恰好明帝賞賜給歸降的匈奴人十匹縑帛,尚書郎誤將“十”寫成“百”,轉交給大司農登記入賬。大司農上報後,明帝察覺錯誤,大爲憤怒,立即召來尚書郎責問,準備施以鞭杖。鍾離意急忙入宮,叩頭請求道:“這是小錯誤,不值得重罰;如果因爲態度不敬而定罪,我願自己承擔。臣位高責重,郎官地位低微,罪責輕些,請先責罰我吧!”說完便自行脫衣等待綁縛。明帝聽後怒氣稍平,仍允許他衣冠完整,免於處罰。鍾離意感激後退出。

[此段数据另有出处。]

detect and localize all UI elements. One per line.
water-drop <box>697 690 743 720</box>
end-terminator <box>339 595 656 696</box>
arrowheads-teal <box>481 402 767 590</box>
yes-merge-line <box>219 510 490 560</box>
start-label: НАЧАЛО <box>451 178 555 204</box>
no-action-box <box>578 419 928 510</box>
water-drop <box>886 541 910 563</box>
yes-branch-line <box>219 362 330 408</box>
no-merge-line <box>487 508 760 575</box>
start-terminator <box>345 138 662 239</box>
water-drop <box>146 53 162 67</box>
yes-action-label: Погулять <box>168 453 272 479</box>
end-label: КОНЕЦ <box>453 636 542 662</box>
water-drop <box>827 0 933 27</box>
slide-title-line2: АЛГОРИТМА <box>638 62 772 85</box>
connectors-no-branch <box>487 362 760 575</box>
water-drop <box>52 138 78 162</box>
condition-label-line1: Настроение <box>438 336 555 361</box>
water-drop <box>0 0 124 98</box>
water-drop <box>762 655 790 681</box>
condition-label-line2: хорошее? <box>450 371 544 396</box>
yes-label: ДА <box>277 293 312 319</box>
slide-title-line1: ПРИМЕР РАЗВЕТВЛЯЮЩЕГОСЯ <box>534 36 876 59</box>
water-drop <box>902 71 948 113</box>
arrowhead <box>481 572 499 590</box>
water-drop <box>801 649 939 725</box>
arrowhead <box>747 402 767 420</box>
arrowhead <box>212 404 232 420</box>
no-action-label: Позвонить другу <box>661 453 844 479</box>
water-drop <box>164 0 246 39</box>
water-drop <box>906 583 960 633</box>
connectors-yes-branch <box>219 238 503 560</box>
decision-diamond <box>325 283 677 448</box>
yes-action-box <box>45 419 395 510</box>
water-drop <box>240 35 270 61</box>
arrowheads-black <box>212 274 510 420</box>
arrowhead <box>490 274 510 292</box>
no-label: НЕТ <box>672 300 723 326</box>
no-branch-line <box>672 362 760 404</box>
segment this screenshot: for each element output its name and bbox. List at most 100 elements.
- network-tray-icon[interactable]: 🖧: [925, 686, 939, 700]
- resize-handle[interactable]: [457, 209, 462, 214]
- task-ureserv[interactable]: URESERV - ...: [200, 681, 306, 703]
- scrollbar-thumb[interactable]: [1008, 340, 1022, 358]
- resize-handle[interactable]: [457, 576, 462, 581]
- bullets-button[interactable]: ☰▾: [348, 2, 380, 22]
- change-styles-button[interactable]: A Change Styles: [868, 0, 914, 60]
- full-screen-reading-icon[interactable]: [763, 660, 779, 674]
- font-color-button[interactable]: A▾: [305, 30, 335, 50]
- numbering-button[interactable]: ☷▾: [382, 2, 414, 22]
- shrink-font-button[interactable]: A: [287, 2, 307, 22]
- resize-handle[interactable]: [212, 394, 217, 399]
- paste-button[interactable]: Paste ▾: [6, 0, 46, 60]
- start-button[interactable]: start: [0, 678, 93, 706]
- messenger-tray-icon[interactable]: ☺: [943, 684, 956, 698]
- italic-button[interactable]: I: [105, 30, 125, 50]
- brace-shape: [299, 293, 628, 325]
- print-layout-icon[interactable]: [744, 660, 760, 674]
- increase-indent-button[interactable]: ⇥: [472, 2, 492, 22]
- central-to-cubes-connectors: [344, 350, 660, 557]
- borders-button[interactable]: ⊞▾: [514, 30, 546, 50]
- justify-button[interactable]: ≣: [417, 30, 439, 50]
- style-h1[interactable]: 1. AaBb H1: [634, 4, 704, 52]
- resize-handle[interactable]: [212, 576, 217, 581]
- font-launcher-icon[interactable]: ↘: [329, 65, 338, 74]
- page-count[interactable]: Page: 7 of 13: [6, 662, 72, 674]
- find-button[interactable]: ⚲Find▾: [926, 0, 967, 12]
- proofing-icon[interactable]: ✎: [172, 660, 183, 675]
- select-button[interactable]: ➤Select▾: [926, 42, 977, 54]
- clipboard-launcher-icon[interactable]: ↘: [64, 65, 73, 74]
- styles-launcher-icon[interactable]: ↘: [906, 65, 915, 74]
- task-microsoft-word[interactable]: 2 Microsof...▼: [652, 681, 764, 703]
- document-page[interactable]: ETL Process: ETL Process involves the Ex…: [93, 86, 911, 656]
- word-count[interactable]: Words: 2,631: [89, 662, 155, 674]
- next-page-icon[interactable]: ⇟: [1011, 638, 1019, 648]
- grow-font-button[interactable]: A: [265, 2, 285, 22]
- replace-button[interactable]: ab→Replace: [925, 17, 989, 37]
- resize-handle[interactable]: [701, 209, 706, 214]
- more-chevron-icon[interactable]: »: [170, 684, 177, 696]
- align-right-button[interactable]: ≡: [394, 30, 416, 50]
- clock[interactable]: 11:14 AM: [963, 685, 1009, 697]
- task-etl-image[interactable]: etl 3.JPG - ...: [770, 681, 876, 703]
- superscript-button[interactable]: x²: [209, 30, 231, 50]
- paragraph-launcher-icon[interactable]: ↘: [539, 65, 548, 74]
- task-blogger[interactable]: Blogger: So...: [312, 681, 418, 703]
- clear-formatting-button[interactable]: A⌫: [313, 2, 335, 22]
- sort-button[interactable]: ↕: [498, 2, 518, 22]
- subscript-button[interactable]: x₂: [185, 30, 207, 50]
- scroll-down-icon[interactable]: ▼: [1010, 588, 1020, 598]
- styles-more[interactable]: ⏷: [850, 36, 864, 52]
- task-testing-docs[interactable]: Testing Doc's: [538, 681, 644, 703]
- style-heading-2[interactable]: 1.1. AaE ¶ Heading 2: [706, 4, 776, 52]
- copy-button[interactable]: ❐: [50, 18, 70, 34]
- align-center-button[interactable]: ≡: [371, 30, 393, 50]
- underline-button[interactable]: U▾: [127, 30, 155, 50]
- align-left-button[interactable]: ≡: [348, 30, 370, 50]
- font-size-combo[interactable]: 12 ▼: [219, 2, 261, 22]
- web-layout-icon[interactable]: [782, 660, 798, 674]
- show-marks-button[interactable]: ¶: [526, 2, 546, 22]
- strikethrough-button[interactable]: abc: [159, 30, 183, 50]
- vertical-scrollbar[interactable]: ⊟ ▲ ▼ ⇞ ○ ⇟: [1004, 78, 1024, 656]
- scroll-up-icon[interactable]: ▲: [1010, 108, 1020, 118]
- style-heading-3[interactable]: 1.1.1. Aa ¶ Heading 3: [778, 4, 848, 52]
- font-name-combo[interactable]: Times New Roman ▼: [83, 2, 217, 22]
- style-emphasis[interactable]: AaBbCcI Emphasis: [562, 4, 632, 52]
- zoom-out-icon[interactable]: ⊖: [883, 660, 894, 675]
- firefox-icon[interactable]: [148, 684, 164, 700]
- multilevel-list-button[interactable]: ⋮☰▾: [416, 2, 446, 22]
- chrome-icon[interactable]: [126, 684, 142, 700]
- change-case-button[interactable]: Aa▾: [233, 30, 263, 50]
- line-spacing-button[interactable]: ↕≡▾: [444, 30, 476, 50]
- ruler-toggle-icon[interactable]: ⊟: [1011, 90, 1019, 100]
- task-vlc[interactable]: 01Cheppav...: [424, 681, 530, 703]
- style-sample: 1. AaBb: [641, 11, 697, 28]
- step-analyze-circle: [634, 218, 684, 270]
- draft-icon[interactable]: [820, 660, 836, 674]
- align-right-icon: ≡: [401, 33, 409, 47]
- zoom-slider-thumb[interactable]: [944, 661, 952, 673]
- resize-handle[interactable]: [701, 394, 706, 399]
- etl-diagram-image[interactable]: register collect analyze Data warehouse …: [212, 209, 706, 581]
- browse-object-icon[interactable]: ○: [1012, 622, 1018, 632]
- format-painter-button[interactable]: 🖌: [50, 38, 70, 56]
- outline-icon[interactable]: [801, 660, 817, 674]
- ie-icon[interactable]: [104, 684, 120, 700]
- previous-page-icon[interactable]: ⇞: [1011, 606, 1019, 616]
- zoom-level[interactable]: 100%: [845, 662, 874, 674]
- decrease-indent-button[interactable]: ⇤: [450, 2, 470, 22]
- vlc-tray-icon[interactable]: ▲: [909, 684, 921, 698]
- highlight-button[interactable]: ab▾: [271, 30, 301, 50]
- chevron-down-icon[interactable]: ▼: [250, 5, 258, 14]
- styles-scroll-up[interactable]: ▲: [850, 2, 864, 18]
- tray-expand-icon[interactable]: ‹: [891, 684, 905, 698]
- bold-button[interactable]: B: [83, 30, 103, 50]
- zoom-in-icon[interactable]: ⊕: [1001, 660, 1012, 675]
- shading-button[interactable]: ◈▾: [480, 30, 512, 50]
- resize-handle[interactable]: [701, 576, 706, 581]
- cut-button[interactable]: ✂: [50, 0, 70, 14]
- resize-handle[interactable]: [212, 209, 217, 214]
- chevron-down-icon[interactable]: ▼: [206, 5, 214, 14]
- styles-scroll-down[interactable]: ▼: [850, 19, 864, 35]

明帝一向喜歡挑剔他人的隱私,每當大臣有什麼過失,便當面斥責,甚至親自拽着近侍尚書等人,不肯輕易寬容。曾有一次因事發怒,要打郎官藥崧,甚至親自拿起大杖,準備敲打,藥崧害怕,急忙逃到牀下。明帝更怒,大聲叫道:“郎官出來!郎官出來!”藥崧回答說:“天子莊重,諸侯威嚴,從沒聽說過君主自己起身去打郎官!”緊急時刻還能對答如流,語言風趣,真是絕妙口才。明帝聽了,反而轉怒爲笑,扔下大杖,赦免了藥崧。藥崧剛從牀下出來,便感謝恩情後離開。
朝中大臣都怕觸怒皇帝,無不戰戰兢兢,唯有鍾離意敢於直言進諫,多次拒絕執行錯誤的詔令,當同僚被責罰時,也常爲他們求情。明帝也知曉他的忠誠,但因直言難容,最終派他出任魯地太守。鍾離意本是會稽郡山陰人,從一個小小的督郵開始,最終官至魯地太守。藥崧是河內人,爲人廉潔正直,一生官至南陽太守。
虎賁中郎將梁松,早在永平初年就升官爲太僕。他仗着權勢愈加驕橫,屢次寫私信,託人請託地方官員,結果被明帝發現,下令免官。梁松卻毫不知悔,反而懷恨在心,僞造書信誹謗朝廷,事情最終敗露,被定罪入獄處死。最終被馬援所察覺。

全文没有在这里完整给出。